Conclusion: Depreciation on the leased boiler was allowable and the disallowance was set aside.
Issue (ii): Whether income earned from the Tanzanian business was taxable in India under the India-Tanzania Double Taxation Avoidance Agreement.
Analysis: The Tribunal construed Article 7 of the Double Taxation Avoidance Agreement and held that the assessee, being an enterprise of India with a permanent establishment in Tanzania, could not claim complete exemption in India merely because the profits arose through the Tanzanian branch. The agreement was read as permitting attribution of business profits to the permanent establishment and as operating on the credit method to relieve double taxation, rather than an exemption method. Article 25 was noticed as providing credit relief where tax is paid in both States.
Conclusion: The Tanzanian income was held taxable in India.

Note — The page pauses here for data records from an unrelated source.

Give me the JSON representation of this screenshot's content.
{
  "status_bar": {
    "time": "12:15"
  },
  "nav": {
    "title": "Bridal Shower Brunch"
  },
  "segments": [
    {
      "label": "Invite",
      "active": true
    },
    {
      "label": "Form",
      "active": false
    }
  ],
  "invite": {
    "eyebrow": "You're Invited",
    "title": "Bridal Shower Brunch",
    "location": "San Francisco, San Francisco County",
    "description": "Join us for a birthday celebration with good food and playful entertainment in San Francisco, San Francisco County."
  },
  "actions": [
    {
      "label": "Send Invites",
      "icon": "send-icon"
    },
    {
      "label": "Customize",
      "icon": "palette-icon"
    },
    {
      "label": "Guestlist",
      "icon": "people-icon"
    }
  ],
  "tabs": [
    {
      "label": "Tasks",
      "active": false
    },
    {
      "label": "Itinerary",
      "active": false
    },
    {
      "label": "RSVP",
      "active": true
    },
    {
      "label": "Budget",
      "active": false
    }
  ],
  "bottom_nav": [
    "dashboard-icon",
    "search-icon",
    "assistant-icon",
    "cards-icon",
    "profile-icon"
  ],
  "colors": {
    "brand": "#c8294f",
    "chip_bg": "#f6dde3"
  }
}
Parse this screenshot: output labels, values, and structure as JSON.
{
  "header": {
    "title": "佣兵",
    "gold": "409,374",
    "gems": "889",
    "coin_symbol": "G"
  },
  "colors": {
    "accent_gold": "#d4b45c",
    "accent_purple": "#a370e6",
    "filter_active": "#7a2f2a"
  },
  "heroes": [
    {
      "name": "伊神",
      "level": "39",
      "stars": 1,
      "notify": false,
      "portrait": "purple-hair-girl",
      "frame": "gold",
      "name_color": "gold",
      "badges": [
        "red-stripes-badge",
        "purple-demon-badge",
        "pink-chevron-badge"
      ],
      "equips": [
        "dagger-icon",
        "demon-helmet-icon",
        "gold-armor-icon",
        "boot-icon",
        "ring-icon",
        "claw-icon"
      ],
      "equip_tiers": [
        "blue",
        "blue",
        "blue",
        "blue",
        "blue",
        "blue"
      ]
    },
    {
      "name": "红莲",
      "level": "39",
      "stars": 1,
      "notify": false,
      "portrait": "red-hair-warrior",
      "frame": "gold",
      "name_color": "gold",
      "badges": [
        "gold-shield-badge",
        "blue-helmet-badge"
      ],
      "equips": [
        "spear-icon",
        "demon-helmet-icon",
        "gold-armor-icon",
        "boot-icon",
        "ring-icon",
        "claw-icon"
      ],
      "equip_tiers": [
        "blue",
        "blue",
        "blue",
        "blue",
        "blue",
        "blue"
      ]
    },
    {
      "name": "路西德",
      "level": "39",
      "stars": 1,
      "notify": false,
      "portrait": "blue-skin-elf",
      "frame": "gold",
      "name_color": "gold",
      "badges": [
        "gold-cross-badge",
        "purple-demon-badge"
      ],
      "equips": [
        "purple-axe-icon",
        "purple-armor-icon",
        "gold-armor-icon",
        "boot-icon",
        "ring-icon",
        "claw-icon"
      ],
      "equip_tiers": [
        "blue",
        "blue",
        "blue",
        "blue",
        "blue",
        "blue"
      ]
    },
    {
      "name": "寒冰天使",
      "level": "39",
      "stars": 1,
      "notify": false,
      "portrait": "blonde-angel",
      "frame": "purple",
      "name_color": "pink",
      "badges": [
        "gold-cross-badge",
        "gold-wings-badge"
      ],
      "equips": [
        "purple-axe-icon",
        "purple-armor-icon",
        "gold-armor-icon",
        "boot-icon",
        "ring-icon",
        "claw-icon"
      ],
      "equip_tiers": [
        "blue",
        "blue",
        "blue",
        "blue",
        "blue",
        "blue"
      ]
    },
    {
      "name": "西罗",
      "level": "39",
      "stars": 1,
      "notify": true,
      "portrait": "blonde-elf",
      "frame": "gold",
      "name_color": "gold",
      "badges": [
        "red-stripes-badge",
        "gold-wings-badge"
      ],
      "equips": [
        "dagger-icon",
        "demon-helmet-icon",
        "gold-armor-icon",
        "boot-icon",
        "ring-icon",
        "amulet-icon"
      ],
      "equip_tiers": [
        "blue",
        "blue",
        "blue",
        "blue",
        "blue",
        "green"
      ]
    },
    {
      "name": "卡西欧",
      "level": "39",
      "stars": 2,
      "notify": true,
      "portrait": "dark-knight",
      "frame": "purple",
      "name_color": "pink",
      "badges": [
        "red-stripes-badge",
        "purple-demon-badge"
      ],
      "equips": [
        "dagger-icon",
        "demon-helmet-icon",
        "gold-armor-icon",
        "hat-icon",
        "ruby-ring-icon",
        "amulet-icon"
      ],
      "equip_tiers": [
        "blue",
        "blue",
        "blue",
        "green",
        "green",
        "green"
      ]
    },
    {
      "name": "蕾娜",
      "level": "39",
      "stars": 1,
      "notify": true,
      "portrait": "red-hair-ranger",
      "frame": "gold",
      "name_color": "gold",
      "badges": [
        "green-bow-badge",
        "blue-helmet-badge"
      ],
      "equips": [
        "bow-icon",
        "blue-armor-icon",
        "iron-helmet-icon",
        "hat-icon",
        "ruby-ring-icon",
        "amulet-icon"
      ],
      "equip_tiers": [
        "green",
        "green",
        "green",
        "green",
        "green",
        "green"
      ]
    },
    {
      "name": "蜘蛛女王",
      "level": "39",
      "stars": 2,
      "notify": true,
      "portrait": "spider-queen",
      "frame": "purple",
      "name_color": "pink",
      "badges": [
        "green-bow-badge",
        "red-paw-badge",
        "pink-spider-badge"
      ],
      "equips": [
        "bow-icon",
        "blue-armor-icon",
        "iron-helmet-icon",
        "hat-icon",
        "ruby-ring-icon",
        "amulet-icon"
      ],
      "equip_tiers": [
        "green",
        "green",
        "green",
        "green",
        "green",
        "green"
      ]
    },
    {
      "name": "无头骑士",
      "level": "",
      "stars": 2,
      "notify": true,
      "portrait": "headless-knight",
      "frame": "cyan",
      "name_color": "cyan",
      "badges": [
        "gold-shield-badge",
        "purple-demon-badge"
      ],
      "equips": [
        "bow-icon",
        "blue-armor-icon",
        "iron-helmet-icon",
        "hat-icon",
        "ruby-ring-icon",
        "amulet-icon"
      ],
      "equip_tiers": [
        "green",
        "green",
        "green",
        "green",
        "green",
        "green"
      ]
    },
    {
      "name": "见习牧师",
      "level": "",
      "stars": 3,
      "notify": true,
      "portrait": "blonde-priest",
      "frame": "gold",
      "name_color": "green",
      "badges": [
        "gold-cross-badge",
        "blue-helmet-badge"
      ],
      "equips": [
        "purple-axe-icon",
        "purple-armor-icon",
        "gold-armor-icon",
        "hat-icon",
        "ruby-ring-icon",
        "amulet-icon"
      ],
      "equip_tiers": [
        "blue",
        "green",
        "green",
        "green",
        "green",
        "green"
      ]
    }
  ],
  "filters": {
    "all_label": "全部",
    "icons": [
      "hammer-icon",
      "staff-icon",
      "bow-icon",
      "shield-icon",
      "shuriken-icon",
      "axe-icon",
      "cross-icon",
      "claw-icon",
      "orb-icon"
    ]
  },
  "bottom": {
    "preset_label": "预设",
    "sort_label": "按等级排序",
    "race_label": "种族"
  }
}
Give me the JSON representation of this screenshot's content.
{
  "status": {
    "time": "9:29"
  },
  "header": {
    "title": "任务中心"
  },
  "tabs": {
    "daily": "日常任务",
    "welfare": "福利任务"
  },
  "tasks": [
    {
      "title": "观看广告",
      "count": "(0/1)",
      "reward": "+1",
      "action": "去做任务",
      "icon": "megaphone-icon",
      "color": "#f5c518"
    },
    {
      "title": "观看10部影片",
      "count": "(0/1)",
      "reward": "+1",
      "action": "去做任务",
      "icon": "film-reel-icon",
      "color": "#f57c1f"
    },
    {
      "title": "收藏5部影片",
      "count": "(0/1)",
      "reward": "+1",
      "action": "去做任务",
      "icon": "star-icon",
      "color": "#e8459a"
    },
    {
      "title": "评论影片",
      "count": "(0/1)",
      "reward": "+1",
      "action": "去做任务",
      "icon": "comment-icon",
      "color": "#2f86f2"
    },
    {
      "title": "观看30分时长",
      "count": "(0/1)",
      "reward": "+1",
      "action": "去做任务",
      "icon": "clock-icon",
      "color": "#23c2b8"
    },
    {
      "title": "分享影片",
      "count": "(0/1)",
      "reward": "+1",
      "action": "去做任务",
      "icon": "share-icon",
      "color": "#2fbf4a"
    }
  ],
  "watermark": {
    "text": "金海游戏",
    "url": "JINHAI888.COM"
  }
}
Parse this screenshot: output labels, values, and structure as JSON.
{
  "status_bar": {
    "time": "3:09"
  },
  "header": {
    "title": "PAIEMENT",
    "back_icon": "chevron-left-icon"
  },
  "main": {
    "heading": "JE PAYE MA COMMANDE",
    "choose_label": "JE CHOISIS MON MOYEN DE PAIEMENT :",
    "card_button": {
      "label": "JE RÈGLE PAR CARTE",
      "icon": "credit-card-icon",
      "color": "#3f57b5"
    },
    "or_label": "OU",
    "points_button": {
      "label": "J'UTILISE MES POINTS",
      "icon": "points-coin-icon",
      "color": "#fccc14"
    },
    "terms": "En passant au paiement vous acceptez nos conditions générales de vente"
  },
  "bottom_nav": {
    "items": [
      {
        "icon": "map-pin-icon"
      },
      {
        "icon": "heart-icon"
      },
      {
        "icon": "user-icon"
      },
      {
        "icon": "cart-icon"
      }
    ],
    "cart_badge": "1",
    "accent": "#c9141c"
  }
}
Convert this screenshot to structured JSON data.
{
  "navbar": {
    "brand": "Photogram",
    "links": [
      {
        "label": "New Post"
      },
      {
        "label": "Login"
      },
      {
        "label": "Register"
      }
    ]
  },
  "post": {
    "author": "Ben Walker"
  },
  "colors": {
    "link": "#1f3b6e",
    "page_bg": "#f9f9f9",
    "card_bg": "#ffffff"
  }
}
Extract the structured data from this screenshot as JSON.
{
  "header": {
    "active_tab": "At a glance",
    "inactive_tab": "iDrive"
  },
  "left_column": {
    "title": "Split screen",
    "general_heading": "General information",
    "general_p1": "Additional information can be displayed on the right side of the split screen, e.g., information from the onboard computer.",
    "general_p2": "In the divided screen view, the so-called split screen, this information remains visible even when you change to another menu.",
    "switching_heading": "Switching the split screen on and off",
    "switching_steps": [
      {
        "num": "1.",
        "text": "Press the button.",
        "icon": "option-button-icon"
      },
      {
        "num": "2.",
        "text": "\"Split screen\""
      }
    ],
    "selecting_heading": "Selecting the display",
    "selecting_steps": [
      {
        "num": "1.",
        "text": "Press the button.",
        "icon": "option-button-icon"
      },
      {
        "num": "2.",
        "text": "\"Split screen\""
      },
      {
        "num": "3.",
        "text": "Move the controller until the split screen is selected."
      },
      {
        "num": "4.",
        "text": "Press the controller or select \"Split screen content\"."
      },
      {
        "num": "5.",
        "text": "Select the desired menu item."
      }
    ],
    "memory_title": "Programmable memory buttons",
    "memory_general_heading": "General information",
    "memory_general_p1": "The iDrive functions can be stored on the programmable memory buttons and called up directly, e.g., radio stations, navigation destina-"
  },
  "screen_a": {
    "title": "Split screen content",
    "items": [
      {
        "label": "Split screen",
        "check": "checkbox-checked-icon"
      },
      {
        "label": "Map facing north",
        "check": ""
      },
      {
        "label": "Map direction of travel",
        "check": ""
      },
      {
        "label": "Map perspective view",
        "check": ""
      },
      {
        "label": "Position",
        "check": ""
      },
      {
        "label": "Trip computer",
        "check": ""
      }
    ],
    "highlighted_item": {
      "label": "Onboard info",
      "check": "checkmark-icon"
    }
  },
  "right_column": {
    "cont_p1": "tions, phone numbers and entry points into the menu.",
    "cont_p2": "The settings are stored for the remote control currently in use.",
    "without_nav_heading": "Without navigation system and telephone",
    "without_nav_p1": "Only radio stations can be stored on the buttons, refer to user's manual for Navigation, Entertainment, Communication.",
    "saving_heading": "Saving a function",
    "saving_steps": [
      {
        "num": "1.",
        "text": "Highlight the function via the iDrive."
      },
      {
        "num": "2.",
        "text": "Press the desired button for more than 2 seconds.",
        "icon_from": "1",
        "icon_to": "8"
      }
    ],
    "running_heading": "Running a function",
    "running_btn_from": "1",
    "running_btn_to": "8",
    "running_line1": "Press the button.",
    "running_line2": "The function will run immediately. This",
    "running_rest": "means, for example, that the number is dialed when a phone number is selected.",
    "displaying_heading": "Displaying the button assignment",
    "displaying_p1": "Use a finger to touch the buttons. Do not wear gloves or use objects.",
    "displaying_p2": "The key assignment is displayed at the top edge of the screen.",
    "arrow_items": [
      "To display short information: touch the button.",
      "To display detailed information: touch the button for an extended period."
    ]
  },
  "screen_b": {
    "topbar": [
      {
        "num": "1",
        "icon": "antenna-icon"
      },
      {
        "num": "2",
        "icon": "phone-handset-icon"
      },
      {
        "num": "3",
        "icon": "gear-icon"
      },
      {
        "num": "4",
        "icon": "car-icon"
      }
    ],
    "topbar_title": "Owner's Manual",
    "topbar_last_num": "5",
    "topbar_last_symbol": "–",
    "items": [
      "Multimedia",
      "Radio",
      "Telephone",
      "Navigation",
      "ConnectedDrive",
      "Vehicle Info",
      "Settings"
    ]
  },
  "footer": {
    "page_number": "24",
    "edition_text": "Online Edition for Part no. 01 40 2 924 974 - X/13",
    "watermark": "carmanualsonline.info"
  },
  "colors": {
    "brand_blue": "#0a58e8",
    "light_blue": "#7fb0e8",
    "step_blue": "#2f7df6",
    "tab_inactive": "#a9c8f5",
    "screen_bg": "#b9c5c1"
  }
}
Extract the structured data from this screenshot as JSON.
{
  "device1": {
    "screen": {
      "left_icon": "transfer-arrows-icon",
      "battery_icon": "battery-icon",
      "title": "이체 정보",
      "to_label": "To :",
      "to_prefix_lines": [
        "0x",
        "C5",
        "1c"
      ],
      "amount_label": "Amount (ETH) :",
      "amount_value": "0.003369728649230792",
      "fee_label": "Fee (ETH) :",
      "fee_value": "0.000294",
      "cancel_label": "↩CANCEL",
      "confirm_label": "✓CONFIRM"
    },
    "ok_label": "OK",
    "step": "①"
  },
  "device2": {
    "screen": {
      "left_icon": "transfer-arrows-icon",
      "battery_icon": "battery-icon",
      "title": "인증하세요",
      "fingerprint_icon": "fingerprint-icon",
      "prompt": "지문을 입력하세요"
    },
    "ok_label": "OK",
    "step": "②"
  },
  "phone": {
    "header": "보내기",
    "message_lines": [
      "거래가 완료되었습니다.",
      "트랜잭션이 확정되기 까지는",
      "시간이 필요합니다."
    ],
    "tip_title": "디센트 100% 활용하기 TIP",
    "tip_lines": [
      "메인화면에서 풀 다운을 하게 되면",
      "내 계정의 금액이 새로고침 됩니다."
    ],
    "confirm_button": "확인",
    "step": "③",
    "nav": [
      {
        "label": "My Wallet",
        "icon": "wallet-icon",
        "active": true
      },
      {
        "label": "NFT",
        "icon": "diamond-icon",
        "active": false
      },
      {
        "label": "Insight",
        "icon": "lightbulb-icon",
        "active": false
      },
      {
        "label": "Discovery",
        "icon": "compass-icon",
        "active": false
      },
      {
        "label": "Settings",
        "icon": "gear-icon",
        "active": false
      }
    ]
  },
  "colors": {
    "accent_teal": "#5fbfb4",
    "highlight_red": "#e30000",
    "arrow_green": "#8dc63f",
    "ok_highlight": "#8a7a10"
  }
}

Final Conclusion: The appeal succeeded on the depreciation issue and failed on the foreign income issue, resulting in a partial relief to the assessee with the remaining addition sustained.
Ratio Decidendi: A bona fide commercial sale and lease-back transaction cannot be disregarded as a colourable device merely because it results in a tax benefit, and business profits of a resident enterprise having a permanent establishment abroad may still be taxable in India where the applicable treaty proceeds on a credit mechanism.